Фрэнк Грубер, конечно, просто проходит в кабинет мимо нас. Даже не посмотрев.
Дверь захлопывается. Андерсон, кажется, вот-вот расплачется.
– Кейти, мне так жаль… Дерьмо какое-то. Я поменяю все обратно…
– Да все в порядке.
– Не в порядке. Речь ведь о Старшем Т. Мы хотели записаться на этот курс вместе.
– Ну да-а. – Я пожимаю плечами, и он морщится. Ладно. Не горжусь собой, но признаю́: какая-то маленькая и тайная часть меня рада, что ему сейчас плохо. Знаю, Энди не виноват. Знаю, это всего лишь одна из учебных дисциплин. Десять минут назад я и не мечтала записаться на Старшее Т в этом году. Но все равно сейчас чувствую, будто у меня отняли что-то, увели прямо из-под носа.
Это же не просто Старшее Т. Это Старшее Т и Мэтт.
У Андерсона будут общие с Мэттом уроки.
– Кейти… Слушай. – Андерсон ловит мои руки. – Я попрошу мистера Мерседа все поменять. Мы потом вместе запишемся. В следующем году. Ты и я.
– Энди, хватит.
Он хмурится.
– Все в порядке. Иди на урок. – Я выдавливаю улыбку. – Кто-то должен шпионить за Мэттом.
Энди медленно кивает:
– Это верно.
– И ты все равно все мне расскажешь.
– Абсолютно все. Дословно. Обещаю. – Он обнимает меня. – Ты так сильно…
– …опаздываю на первый урок! – Я демонстрирую ему розовый пропуск на Алгебру Судьбы. – Я побегу.
Сцена пятая
Уроки давно закончились. Но мы с Энди – подхалимы мирового класса, поэтому уже час бегаем по школе с пачкой приглашений на прослушивание у мисс Джао. Всегда ведь есть один учитель, ради которого вы на все пойдете, да? Тот человек, который в других обстоятельствах был бы вашим лучшим другом?

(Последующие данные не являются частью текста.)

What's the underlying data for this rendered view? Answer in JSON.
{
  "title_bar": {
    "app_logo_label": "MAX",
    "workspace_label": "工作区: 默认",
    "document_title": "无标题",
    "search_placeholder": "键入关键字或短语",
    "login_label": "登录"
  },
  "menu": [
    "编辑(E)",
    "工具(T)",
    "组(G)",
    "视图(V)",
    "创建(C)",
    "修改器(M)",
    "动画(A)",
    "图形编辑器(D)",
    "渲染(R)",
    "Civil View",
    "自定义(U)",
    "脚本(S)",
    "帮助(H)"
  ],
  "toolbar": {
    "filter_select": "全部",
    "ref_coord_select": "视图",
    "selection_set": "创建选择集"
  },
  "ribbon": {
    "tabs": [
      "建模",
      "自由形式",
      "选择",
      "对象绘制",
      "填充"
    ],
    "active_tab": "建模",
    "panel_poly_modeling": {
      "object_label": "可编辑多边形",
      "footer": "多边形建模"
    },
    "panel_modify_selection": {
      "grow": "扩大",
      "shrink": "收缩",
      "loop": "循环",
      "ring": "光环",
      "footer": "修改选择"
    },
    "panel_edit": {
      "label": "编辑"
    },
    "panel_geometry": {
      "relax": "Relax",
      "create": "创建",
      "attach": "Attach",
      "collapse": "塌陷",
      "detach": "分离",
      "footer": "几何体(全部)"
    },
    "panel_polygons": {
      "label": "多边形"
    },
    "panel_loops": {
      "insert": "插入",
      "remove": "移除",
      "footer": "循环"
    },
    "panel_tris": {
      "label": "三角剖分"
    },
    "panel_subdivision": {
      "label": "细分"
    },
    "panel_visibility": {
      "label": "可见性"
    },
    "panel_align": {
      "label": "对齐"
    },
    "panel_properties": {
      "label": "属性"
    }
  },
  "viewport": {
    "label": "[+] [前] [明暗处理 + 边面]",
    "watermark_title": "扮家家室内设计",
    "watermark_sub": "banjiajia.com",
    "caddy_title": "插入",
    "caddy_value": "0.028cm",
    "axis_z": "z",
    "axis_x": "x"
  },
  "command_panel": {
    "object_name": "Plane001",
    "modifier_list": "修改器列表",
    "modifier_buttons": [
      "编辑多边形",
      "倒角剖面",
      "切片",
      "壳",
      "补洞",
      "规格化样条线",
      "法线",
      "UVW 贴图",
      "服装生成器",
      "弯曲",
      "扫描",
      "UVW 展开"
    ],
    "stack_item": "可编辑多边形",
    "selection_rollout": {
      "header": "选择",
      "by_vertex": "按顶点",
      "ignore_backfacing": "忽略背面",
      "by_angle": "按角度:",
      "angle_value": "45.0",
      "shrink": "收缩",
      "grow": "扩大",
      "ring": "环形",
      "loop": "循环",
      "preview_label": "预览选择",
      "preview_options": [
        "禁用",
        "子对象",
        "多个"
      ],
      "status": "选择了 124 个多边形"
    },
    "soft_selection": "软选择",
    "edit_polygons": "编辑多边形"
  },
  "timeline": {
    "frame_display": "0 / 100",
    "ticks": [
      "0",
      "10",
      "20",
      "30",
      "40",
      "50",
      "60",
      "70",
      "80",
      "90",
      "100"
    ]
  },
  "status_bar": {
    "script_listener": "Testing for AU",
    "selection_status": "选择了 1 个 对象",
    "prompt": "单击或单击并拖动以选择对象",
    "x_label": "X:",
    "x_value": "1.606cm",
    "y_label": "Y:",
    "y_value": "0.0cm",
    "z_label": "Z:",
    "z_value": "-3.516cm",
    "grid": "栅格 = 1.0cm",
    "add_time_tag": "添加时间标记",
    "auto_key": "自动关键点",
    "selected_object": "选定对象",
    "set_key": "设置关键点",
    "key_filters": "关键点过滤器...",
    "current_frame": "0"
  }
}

Мисс Джао такая. Без шуток. Вся банда ее без преувеличения боготворит. Ей лет сорок или около того, жена, дети, все как полагается, но она всегда следит за новостями, шоу-бизнесом и в курсе всех наших дурацких мемов. И у нее это получается естественно. Она правда думает, что ученики у нее все классные и интересные люди. Казалось бы, не слишком-то революционный подход для учителя, но на самом деле – весьма.
К тому моменту, как мы приезжаем домой, мамина машина стоит в гараже, а Райан опять занял подъездную дорожку. Ну и ладно. Энди все равно всегда заезжает к себе – мы соседи, – а потом можно срезать путь до двери по смежным лужайкам.
Собаки встречают нас как героев прямо на пороге. Чарльз и Камилла, щенок и хорошая девочка соответственно.
Мама возится с закусками; когда мы заходим, ее лицо озаряется радостью.
– Привет! Кейти, вы буквально на минуту разминулись с Райаном. Он ушел на пробежку.
Конечно же. Клянусь, по сути своей мой брат – существо диванное, но сейчас его не поймешь. Особенно сложно во время бейсбольного сезона. Он прямо спортсменом становится.
– Вы делаете картину из печенья? – спрашивает Андерсон.
Приглядевшись к тарелке в маминых руках, я понимаю, что он прав: на тарелке выложена радужная спираль из разноцветных «рыбок». Обычно мы с Райаном предоставлены сами себе. И Энди тоже: его родители – врачи, поэтому в первой половине дня они обычно принимают пациентов. Моя мама работает в школе учительницей музыки, а после занятий остается на хор и подготовку исполнителей. Но когда ей удается вырваться домой пораньше, она старается дать нам все.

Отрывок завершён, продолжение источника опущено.